Photo caption: First year pupils from Carnoustie High School celebrate their winning project
John Hill, Project Director for Seagreen welcomed the enthusiasm of the pupils who had taken part and said:
“We are pleased to have been able to provide the chance for local school pupils to learn in this way. Their work and enthusiasm are testament to the value of STEM subjects and associated careers such as those in renewable energy.
“By helping give them access to the knowledge and skills we’re increasing the skills-base which would allow them to pursue related study options, including apprenticeships, when they leave school.
“We’re looking forward to providing more opportunities through our STEM programme so that pupils, their families and their teachers will see the benefits of future jobs in wind and renewable energy and the contribution these roles will undoubtedly make in building the strong, net-zero Scottish communities of the future.”

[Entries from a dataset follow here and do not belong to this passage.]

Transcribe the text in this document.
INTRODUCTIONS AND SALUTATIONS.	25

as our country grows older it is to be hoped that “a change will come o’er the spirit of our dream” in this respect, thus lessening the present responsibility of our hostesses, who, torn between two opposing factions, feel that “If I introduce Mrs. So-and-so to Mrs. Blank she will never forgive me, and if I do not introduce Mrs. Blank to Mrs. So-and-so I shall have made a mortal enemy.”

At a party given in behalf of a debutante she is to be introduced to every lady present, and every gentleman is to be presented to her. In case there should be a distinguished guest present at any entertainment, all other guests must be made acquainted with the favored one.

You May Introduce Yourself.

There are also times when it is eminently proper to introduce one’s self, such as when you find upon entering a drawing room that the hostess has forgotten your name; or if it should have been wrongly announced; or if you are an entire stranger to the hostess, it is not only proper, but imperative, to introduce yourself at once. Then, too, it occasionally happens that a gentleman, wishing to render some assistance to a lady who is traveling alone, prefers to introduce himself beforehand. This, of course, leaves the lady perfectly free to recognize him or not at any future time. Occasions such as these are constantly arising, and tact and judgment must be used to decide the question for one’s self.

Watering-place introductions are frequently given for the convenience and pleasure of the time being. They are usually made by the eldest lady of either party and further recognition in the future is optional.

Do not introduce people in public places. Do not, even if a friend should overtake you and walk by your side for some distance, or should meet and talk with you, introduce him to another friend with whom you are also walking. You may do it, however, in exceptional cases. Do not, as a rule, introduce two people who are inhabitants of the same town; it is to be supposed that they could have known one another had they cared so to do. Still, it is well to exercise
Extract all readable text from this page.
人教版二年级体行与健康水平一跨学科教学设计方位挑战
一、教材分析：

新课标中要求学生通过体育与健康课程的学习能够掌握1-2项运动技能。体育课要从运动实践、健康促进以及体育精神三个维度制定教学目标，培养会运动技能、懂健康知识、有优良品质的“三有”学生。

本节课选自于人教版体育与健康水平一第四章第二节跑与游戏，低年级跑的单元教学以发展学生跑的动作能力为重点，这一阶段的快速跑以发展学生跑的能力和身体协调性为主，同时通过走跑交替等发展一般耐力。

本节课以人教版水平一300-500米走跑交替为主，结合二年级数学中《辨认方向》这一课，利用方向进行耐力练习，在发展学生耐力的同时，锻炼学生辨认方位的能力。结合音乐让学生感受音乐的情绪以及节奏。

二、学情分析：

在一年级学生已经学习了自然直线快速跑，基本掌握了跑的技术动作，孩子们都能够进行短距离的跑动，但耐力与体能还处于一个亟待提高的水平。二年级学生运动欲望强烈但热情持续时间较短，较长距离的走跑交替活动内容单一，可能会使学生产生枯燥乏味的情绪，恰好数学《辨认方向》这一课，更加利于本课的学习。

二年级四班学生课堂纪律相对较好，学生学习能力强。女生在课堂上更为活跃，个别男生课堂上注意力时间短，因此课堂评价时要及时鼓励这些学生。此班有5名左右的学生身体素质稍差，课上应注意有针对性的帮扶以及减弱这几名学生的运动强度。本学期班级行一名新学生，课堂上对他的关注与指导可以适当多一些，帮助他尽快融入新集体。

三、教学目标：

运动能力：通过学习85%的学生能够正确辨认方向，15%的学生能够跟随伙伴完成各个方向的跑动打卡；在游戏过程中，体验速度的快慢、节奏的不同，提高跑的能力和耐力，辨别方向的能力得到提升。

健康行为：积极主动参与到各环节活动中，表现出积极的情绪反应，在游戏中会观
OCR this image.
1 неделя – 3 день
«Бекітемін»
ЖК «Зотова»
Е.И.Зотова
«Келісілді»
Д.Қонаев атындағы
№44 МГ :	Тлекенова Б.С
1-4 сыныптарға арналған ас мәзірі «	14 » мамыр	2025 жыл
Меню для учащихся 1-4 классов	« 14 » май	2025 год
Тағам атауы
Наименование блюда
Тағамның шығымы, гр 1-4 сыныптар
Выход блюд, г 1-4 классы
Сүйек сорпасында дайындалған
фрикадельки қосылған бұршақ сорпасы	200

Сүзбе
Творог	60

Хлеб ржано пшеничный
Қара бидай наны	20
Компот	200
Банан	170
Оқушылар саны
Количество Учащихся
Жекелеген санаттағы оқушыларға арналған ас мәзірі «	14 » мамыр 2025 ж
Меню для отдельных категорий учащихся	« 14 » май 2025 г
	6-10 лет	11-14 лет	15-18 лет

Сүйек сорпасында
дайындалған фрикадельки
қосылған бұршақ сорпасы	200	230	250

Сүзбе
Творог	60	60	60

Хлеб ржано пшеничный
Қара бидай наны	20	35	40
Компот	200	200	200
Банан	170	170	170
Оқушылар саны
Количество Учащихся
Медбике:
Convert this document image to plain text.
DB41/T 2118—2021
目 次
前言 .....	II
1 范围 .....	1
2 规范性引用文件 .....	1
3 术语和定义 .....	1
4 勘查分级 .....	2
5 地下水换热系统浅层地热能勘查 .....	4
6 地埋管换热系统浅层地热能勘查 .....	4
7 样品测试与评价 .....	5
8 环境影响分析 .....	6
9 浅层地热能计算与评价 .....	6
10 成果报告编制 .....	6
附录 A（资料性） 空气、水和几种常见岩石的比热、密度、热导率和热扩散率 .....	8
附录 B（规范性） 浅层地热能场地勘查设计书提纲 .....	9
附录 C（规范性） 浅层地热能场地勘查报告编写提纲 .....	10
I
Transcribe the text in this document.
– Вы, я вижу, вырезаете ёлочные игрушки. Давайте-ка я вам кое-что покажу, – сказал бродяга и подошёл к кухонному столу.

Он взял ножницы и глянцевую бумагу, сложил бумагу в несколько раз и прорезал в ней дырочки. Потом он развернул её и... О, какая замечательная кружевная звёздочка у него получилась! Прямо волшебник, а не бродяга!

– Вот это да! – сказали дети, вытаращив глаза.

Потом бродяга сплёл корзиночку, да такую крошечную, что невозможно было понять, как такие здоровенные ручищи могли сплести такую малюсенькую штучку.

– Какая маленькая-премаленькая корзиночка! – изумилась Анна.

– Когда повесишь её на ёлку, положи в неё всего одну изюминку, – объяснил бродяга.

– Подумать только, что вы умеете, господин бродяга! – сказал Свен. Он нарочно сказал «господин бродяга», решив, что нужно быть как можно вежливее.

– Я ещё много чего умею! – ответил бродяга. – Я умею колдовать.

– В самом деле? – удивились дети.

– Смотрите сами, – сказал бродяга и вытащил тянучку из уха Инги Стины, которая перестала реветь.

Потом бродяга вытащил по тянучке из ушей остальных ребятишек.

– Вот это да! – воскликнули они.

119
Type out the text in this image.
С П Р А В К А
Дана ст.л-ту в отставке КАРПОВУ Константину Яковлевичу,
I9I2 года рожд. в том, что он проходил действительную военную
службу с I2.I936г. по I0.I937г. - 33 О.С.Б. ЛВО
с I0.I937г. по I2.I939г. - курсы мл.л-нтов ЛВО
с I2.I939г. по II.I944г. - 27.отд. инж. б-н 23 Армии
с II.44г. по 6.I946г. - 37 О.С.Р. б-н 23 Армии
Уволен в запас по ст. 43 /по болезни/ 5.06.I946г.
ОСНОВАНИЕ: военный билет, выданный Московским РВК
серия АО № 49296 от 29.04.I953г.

Chief Executive of EDT, Julie Feest said: “We are very proud of the students this year, showing resilience and a passion for learning about local industry through the Bronze project during an extremely challenging and uncertain time.
“In completing the Bronze Project and gaining the Bronze Industrial cadet award the students have started on their journey towards learning what it really means to work in a STEM industry and how creative and rewarding a STEM career can be.”
The Seagreen Bronze Project is just one element of a £73,000 education programme which will give over 3,000 children in Dundee and Angus the opportunity to learn about STEM (Science, Technology, Engineering and Mathematics) subjects, launched by Seagreen Wind Energy – the company jointly owned by SSE Renewables and Total and responsible for delivering the £3bn Seagreen offshore wind farm development.